Steamboats Come True (Review)

Steamboats Come True (Review)

ound this in our little corner bookshop, an old textbook which i stained with coffee and Tabasco as I read it over many mornings at Juniors. But it’s a fascinating and very detailed account of the development of the steamboat. And if you think that Robert Fulton did it all alone in some sort of vacuum of engineering, no, he didn’t.

When you think about it, the steamboat was one of the most technologically amazing crafts men of the time could envision. Think about it – America had just gotten through its revolution. The wilderness still besieged the coastal seaboards. The rivers were fast and not conducive to towpaths. The only way to crack the western emptiness (and to bring crops to markets and goods to the settlers) were steamboats.

The book follows all the developers (since many, many more people than Fulton worked the issue). Aside from various aristocrats having their men mount a small boiler on a flat raft in a mill pond and attempting to chug about, the two primary combatants were John Finch (the threadbare, half-crazed inventor who failed seemingly more than he succeeded) and James Rumsey (the well-to-do gambler/financier who gained much better funding yet floundered about England, trying to procure an engine). And combatants these two literally were, slandering each other on social media (self-published pamphlets) and building their boats that were capable (on a good day and in calm waters) of four to six miles per hour – astounding! In that joust, Finch was the victor, actually building a steamer that plied eastern rivers on a maintained schedule (sort of), but was too small and fearsomly new to garner profits.

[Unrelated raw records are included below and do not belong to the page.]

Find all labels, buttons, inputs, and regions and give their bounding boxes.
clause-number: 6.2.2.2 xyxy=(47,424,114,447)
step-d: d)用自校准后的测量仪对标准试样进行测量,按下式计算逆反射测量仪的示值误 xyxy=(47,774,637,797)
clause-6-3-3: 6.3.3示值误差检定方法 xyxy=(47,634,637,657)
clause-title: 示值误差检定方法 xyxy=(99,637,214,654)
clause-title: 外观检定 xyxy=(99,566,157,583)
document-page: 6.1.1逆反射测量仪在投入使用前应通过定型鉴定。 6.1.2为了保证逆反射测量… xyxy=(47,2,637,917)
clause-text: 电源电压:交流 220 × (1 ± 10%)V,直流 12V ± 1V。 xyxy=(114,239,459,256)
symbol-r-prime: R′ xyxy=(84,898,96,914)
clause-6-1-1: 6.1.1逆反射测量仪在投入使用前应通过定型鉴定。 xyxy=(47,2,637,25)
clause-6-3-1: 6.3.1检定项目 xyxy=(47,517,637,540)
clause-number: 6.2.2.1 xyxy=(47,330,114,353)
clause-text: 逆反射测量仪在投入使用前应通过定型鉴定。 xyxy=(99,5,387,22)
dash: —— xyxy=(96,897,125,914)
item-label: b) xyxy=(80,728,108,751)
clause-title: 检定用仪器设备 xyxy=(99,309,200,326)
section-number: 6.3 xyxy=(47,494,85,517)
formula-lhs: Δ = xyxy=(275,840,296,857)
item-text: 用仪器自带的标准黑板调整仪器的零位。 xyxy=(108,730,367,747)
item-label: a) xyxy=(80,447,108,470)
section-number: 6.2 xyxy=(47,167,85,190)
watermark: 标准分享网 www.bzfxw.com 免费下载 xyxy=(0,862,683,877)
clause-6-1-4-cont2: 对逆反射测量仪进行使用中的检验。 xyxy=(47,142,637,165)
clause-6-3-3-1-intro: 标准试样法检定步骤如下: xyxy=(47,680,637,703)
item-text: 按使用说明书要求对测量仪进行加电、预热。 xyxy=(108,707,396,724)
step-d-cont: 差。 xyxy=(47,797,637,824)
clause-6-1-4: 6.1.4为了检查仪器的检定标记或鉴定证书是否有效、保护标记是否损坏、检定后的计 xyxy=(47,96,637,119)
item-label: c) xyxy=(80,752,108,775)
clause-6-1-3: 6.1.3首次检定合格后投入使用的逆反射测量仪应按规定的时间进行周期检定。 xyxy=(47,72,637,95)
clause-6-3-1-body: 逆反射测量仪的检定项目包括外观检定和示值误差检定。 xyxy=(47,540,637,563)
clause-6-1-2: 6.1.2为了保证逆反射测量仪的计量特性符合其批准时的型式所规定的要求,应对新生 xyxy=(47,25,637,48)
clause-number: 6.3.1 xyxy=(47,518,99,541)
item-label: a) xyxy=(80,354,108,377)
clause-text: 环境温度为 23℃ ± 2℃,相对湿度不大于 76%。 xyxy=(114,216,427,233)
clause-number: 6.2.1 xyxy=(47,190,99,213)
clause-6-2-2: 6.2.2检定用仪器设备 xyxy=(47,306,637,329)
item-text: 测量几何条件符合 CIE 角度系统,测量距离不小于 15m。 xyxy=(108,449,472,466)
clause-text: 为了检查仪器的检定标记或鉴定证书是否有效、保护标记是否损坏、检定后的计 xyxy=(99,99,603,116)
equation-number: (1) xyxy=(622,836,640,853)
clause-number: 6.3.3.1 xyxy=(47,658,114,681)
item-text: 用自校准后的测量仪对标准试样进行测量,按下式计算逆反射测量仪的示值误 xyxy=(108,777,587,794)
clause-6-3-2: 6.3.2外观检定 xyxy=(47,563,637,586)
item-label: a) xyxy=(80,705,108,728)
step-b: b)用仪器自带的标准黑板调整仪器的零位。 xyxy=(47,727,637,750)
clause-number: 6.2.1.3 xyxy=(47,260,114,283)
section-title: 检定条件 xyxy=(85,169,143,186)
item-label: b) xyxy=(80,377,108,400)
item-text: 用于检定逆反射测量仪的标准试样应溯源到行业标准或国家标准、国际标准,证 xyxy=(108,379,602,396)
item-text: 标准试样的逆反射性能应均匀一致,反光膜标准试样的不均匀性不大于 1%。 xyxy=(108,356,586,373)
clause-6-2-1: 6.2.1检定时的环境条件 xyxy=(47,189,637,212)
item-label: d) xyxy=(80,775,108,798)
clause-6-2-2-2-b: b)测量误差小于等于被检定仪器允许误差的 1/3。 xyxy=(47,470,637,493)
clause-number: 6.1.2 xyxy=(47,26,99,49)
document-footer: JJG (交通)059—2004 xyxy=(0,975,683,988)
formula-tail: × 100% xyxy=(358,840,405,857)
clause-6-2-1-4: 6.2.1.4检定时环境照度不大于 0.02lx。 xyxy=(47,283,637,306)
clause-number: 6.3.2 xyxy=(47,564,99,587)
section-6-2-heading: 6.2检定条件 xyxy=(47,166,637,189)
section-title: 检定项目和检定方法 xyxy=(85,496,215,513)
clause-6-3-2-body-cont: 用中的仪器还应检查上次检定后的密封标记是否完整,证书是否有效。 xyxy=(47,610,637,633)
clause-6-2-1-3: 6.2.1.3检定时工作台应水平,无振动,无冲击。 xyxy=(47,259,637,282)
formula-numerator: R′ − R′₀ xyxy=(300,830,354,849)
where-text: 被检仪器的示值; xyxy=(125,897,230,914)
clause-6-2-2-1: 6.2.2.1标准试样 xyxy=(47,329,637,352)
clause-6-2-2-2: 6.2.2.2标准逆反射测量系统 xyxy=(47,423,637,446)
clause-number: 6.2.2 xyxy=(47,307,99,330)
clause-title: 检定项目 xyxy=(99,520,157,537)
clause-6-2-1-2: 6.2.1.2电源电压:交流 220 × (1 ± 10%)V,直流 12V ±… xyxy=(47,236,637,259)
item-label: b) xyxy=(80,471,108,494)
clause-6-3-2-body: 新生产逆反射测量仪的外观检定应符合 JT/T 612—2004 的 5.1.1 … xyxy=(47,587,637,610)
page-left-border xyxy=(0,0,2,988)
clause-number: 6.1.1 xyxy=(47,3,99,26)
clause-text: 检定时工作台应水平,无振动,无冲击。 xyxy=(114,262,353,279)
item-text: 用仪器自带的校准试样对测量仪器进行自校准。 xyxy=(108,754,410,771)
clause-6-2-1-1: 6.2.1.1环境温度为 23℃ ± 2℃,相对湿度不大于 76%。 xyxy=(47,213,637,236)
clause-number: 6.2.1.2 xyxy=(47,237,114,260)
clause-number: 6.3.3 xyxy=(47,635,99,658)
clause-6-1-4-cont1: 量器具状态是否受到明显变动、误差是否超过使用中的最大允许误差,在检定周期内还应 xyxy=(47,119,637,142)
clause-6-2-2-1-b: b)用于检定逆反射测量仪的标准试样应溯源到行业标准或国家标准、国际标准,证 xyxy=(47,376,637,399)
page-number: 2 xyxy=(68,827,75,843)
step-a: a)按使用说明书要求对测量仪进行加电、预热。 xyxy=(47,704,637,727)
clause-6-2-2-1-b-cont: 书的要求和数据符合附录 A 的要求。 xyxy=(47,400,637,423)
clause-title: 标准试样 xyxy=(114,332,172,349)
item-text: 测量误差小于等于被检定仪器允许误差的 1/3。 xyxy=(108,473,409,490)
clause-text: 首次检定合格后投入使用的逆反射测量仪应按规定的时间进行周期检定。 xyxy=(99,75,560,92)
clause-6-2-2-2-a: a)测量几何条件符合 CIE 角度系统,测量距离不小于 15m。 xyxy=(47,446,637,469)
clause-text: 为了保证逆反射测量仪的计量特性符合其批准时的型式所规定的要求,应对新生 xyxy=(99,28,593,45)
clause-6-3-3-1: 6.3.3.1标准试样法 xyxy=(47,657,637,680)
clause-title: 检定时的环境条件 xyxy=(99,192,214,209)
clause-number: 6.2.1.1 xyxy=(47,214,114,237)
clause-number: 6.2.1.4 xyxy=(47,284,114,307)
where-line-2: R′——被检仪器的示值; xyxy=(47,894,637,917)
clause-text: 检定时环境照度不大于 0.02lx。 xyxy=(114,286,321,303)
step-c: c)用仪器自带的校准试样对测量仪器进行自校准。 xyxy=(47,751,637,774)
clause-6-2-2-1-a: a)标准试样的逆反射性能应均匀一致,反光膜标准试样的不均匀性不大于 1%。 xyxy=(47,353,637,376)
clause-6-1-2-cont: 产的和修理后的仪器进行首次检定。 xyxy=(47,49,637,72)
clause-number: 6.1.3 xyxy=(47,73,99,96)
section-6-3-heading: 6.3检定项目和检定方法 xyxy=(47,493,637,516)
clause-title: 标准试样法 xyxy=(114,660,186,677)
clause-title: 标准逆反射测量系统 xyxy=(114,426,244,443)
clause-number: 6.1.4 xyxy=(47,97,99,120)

No, it was only when Robert Fulton (failed painter yet visionary) entered the lists that things got serious. A lot of the book follows Fulton’s life (including his invention of the submarine, the Nautilus, which he’d developed to destroy the navies of the world and grant free trade to all (sound familiar to some famous character of fiction?)). But I read with interest Fulton’s gradual change from inventor/revolutionary to developer/capitalist. Very very good reading.

Author James Thomas Flexner really nailed it with this one. Originally written in 1944 and republished in the 70s (which is still a half-century away, gads!), the book is a perfect example of history – a study of the people moving about a living landscape of the times, attempting to bring about a change so monumental that people along the riverbanks viewed it as witchcraft. Fascinating stuff; another example of how deep history is and how little we all know of it.